Vegan 3 Bean Chili Recipe

3 min read 22-02-2025

Vegan 3 Bean Chili Recipe

Craving a comforting, flavorful, and healthy meal that's ready in under an hour? Look no further! This Vegan 3 Bean Chili is a delicious and satisfying dish perfect for a quick weeknight dinner or a cozy weekend lunch. Packed with protein and fiber from three types of beans, this recipe is a fantastic example of easy recipes and healthy meals you can whip up without spending hours in the kitchen. It's a true testament to the power of homemade cooking, delivering a flavor explosion far beyond anything you'd find in a can. Get ready to experience the best recipes, vegan-style!

Ingredients:

  • 1 tablespoon olive oil
  • 1 large onion, chopped
  • 2 cloves garlic, minced
  • 1 green bell pepper, chopped
  • 1 red bell pepper, chopped
  • 1 (28-ounce) can crushed tomatoes
  • 1 (15-ounce) can kidney beans, rinsed and drained
  • 1 (15-ounce) can black beans, rinsed and drained
  • 1 (15-ounce) can pinto beans, rinsed and drained
  • 1 (15-ounce) can diced tomatoes, undrained
  • 1 cup vegetable broth
  • 2 tablespoons chili powder
  • 1 tablespoon cumin
  • 1 teaspoon smoked paprika
  • 1/2 teaspoon oregano
  • 1/4 teaspoon cayenne pepper (optional, for extra heat)
  • Salt and pepper to taste
  • Fresh cilantro, chopped (for garnish)

Instructions:

Step 1: Sauté the Aromatics: Heat the olive oil in a large pot or Dutch oven over medium heat. Add the chopped onion and cook until softened, about 5 minutes. Stir in the minced garlic and bell peppers and cook for another 3-5 minutes, until slightly tender.

Step 2: Build the Flavor: Add the chili powder, cumin, smoked paprika, oregano, and cayenne pepper (if using) to the pot. Cook for 1 minute, stirring constantly, to toast the spices and release their aromas. This simple step elevates the chili's flavor profile significantly!

Step 3: Combine Ingredients: Stir in the crushed tomatoes, diced tomatoes (undrained), kidney beans, black beans, pinto beans, and vegetable broth. Bring the mixture to a simmer, then reduce heat to low, cover, and cook for at least 20 minutes, or up to an hour, stirring occasionally. The longer it simmers, the richer the flavor will become.

Step 4: Season and Serve: Season the chili with salt and pepper to taste. Garnish with fresh cilantro before serving.

Tips for the Best Vegan 3 Bean Chili:

  • Spice it up: Adjust the amount of cayenne pepper to your preferred level of heat. A dash of hot sauce also works wonders!
  • Add some depth: For a richer, smokier flavor, consider adding a tablespoon of tomato paste along with the spices.
  • Boost the veggies: Feel free to add other vegetables like corn, carrots, or zucchini.
  • Make it chunky: If you prefer a chunkier chili, simply mash some of the beans with a potato masher before adding them to the pot.
  • Slow cooker magic: This recipe also works perfectly in a slow cooker.

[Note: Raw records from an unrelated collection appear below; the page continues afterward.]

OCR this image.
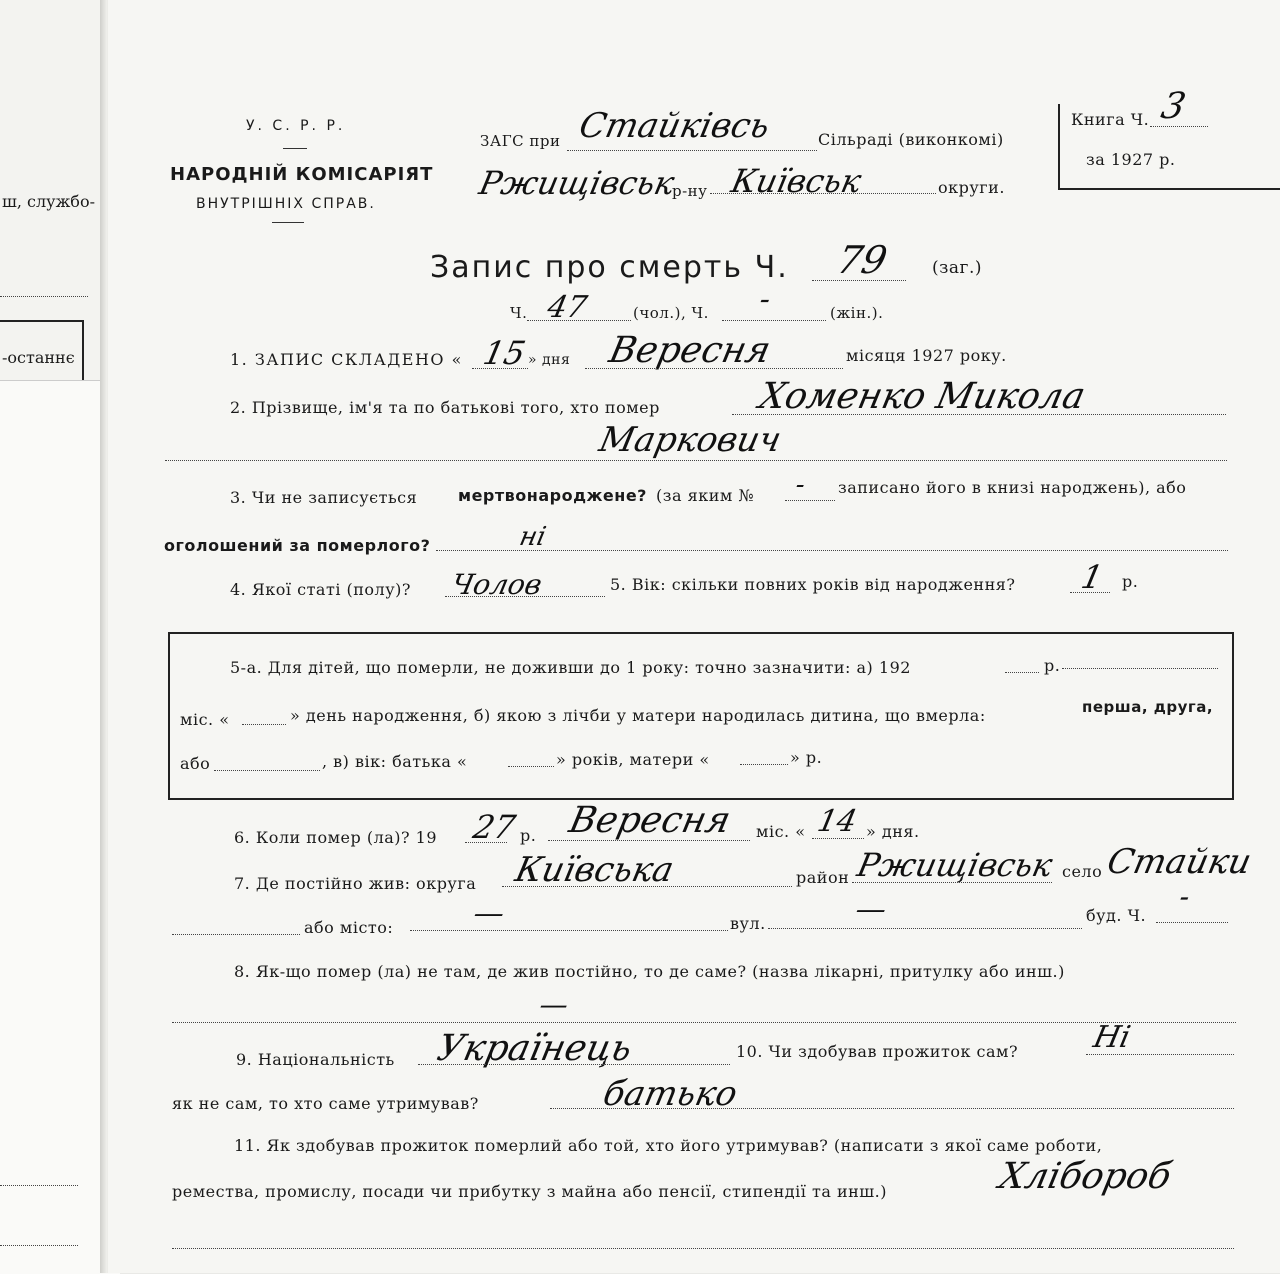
ш, службо-
-останнє
У. С. Р. Р.
НАРОДНІЙ КОМІСАРІЯТ
ВНУТРІШНІХ СПРАВ.
ЗАГС при Стайківсь	Сільраді (виконкомі)
Ржищівськ
р-ну Київськ	округи.
Книга Ч. 3
за 1927 р.
Запис про смерть Ч. 79 (заг.)
Ч. 47	(чол.), Ч. -	(жін.).
1. ЗАПИС СКЛАДЕНО « 15 » дня Вересня	місяця 1927 року.
2. Прізвище, ім'я та по батькові того, хто помер	Хоменко Микола
Маркович
3. Чи не записується	мертвонароджене? (за яким № - записано його в книзі народжень), або
оголошений за померлого?	ні
4. Якої статі (полу)? Чолов	5. Вік: скільки повних років від народження? 1 р.
5-а. Для дітей, що померли, не доживши до 1 року: точно зазначити: а) 192	р.
міс. «	» день народження, б) якою з лічби у матери народилась дитина, що вмерла:	перша, друга,
або	, в) вік: батька «	» років, матери «	» р.
6. Коли помер (ла)? 19 27 р. Вересня міс. « 14 » дня.
7. Де постійно жив: округа Київська	район Ржищівськ село Стайки
або місто:	—	вул.	—	буд. Ч.
-
8. Як-що помер (ла) не там, де жив постійно, то де саме? (назва лікарні, притулку або инш.)
—
9. Національність Українець	10. Чи здобував прожиток сам? Ні
як не сам, то хто саме утримував?	батько
11. Як здобував прожиток померлий або той, хто його утримував? (написати з якої саме роботи,
ремества, промислу, посади чи прибутку з майна або пенсії, стипендії та инш.)	Хлібороб
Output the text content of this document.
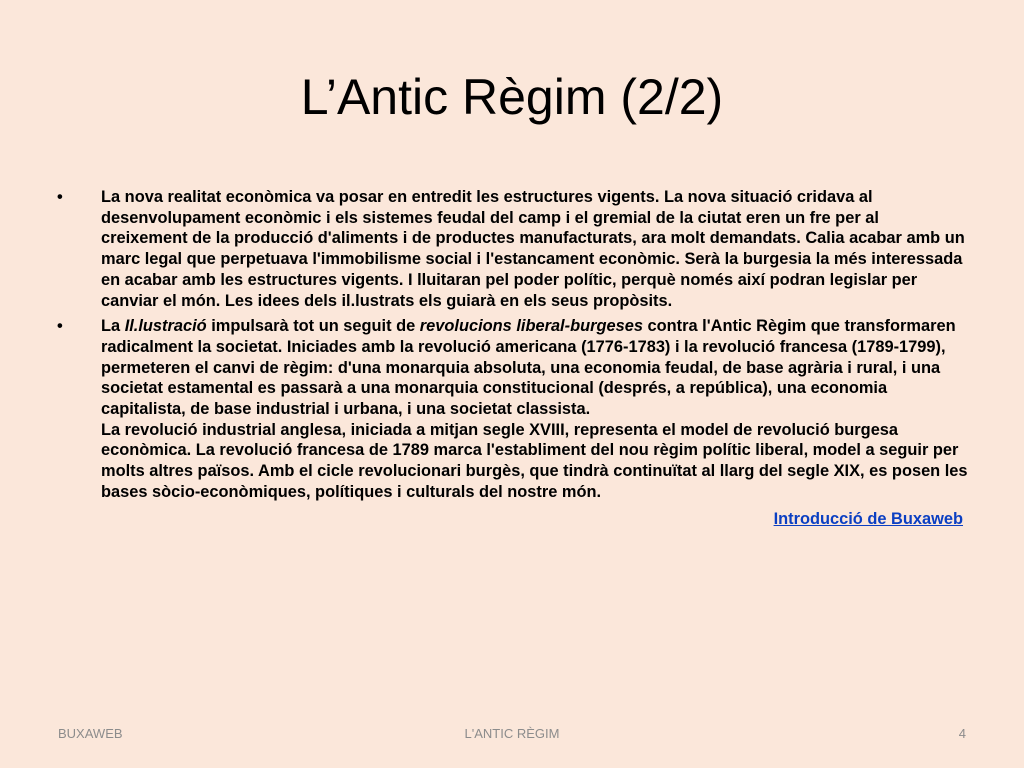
L’Antic Règim (2/2)
•	La nova realitat econòmica va posar en entredit les estructures vigents. La nova situació cridava al desenvolupament econòmic i els sistemes feudal del camp i el gremial de la ciutat eren un fre per al creixement de la producció d'aliments i de productes manufacturats, ara molt demandats. Calia acabar amb un marc legal que perpetuava l'immobilisme social i l'estancament econòmic. Serà la burgesia la més interessada en acabar amb les estructures vigents. I lluitaran pel poder polític, perquè només així podran legislar per canviar el món. Les idees dels il.lustrats els guiarà en els seus propòsits.
•	La Il.lustració impulsarà tot un seguit de revolucions liberal-burgeses contra l'Antic Règim que transformaren radicalment la societat. Iniciades amb la revolució americana (1776-1783) i la revolució francesa (1789-1799), permeteren el canvi de règim: d'una monarquia absoluta, una economia feudal, de base agrària i rural, i una societat estamental es passarà a una monarquia constitucional (després, a república), una economia capitalista, de base industrial i urbana, i una societat classista.
La revolució industrial anglesa, iniciada a mitjan segle XVIII, representa el model de revolució burgesa econòmica. La revolució francesa de 1789 marca l'establiment del nou règim polític liberal, model a seguir per molts altres països. Amb el cicle revolucionari burgès, que tindrà continuïtat al llarg del segle XIX, es posen les bases sòcio-econòmiques, polítiques i culturals del nostre món.
Introducció de Buxaweb
BUXAWEB	L'ANTIC RÈGIM	4
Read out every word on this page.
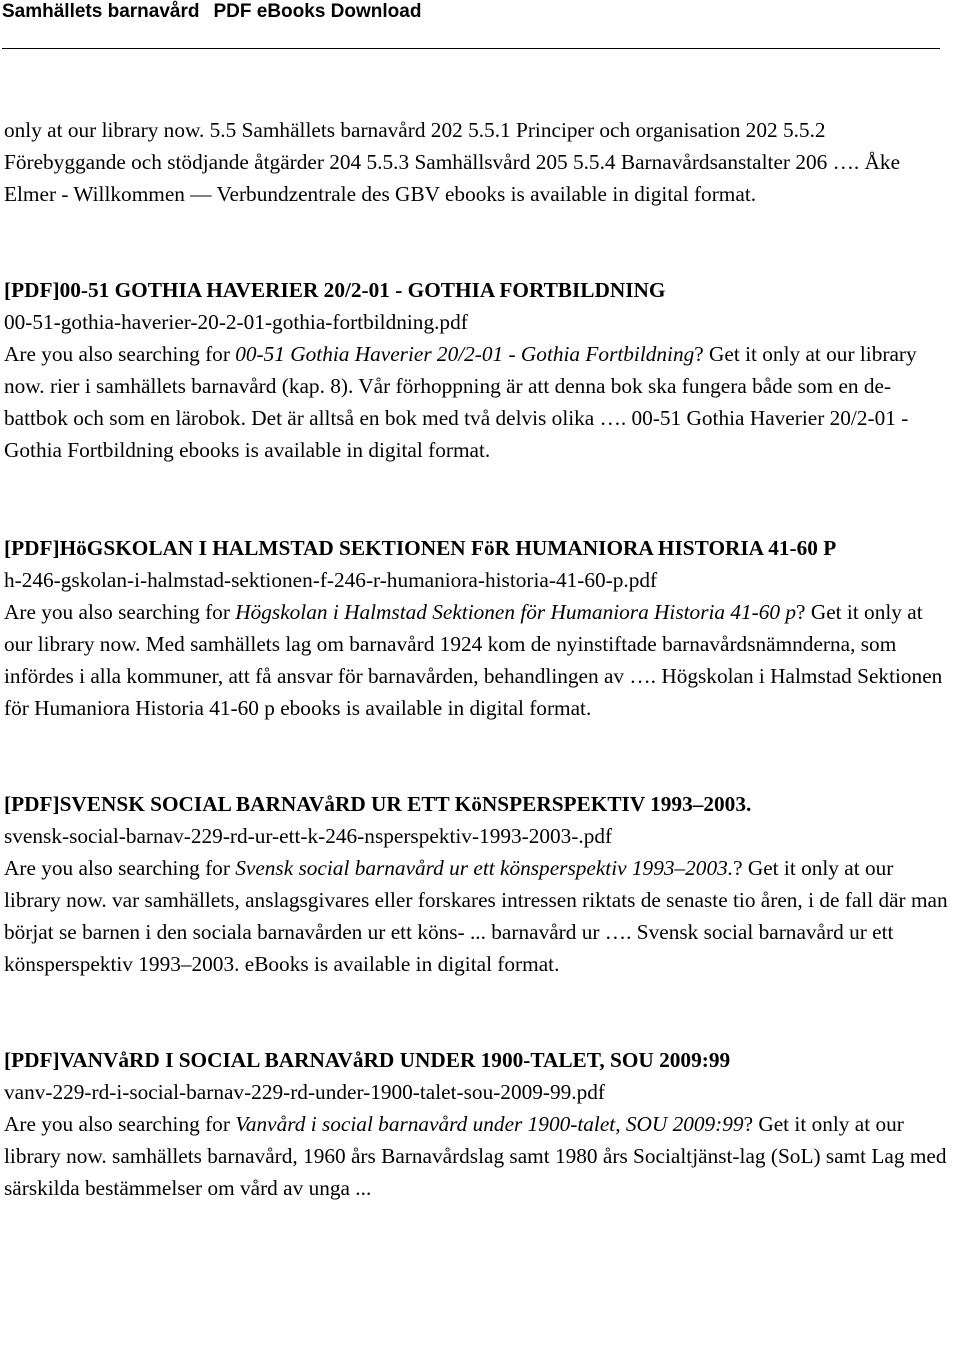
Samhällets barnavård PDF eBooks Download

only at our library now. 5.5 Samhällets barnavård 202 5.5.1 Principer och organisation 202 5.5.2 Förebyggande och stödjande åtgärder 204 5.5.3 Samhällsvård 205 5.5.4 Barnavårdsanstalter 206 …. Åke Elmer - Willkommen — Verbundzentrale des GBV ebooks is available in digital format.

[PDF]00-51 GOTHIA HAVERIER 20/2-01 - GOTHIA FORTBILDNING

00-51-gothia-haverier-20-2-01-gothia-fortbildning.pdf

Are you also searching for 00-51 Gothia Haverier 20/2-01 - Gothia Fortbildning? Get it only at our library now. rier i samhällets barnavård (kap. 8). Vår förhoppning är att denna bok ska fungera både som en de-battbok och som en lärobok. Det är alltså en bok med två delvis olika …. 00-51 Gothia Haverier 20/2-01 - Gothia Fortbildning ebooks is available in digital format.

[PDF]HöGSKOLAN I HALMSTAD SEKTIONEN FöR HUMANIORA HISTORIA 41-60 P

h-246-gskolan-i-halmstad-sektionen-f-246-r-humaniora-historia-41-60-p.pdf

Are you also searching for Högskolan i Halmstad Sektionen för Humaniora Historia 41-60 p? Get it only at our library now. Med samhällets lag om barnavård 1924 kom de nyinstiftade barnavårdsnämnderna, som infördes i alla kommuner, att få ansvar för barnavården, behandlingen av …. Högskolan i Halmstad Sektionen för Humaniora Historia 41-60 p ebooks is available in digital format.

[PDF]SVENSK SOCIAL BARNAVåRD UR ETT KöNSPERSPEKTIV 1993–2003.

svensk-social-barnav-229-rd-ur-ett-k-246-nsperspektiv-1993-2003-.pdf

Are you also searching for Svensk social barnavård ur ett könsperspektiv 1993–2003.? Get it only at our library now. var samhällets, anslagsgivares eller forskares intressen riktats de senaste tio åren, i de fall där man börjat se barnen i den sociala barnavården ur ett köns- ... barnavård ur …. Svensk social barnavård ur ett könsperspektiv 1993–2003. eBooks is available in digital format.

[PDF]VANVåRD I SOCIAL BARNAVåRD UNDER 1900-TALET, SOU 2009:99

vanv-229-rd-i-social-barnav-229-rd-under-1900-talet-sou-2009-99.pdf

Are you also searching for Vanvård i social barnavård under 1900-talet, SOU 2009:99? Get it only at our library now. samhällets barnavård, 1960 års Barnavårdslag samt 1980 års Socialtjänst-lag (SoL) samt Lag med särskilda bestämmelser om vård av unga ...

Combine all ingredients in the slow cooker and cook on low for 6-8 hours or high for 3-4 hours.

Variations:

  • Spicy Chipotle Chili: Add 1-2 chipotle peppers in adobo sauce for a smoky and spicy kick.
  • Vegetarian Chili: Add a cup of cooked brown rice or quinoa for a heartier chili.
  • White Chili: Omit the chili powder and use a combination of white beans (cannellini or great northern) instead of kidney, black, and pinto beans.

Nutritional Information (per serving, approximate):

Calories: Approximately 300-350 Protein: Approximately 15-20g Fiber: Approximately 15-20g

This Vegan 3 Bean Chili is a fantastic addition to your repertoire of quick dinner ideas and delicious dishes. It's a versatile recipe that's easy to customize to your liking, making it a perfect choice for both beginner and experienced cooks. Enjoy this hearty and healthy meal!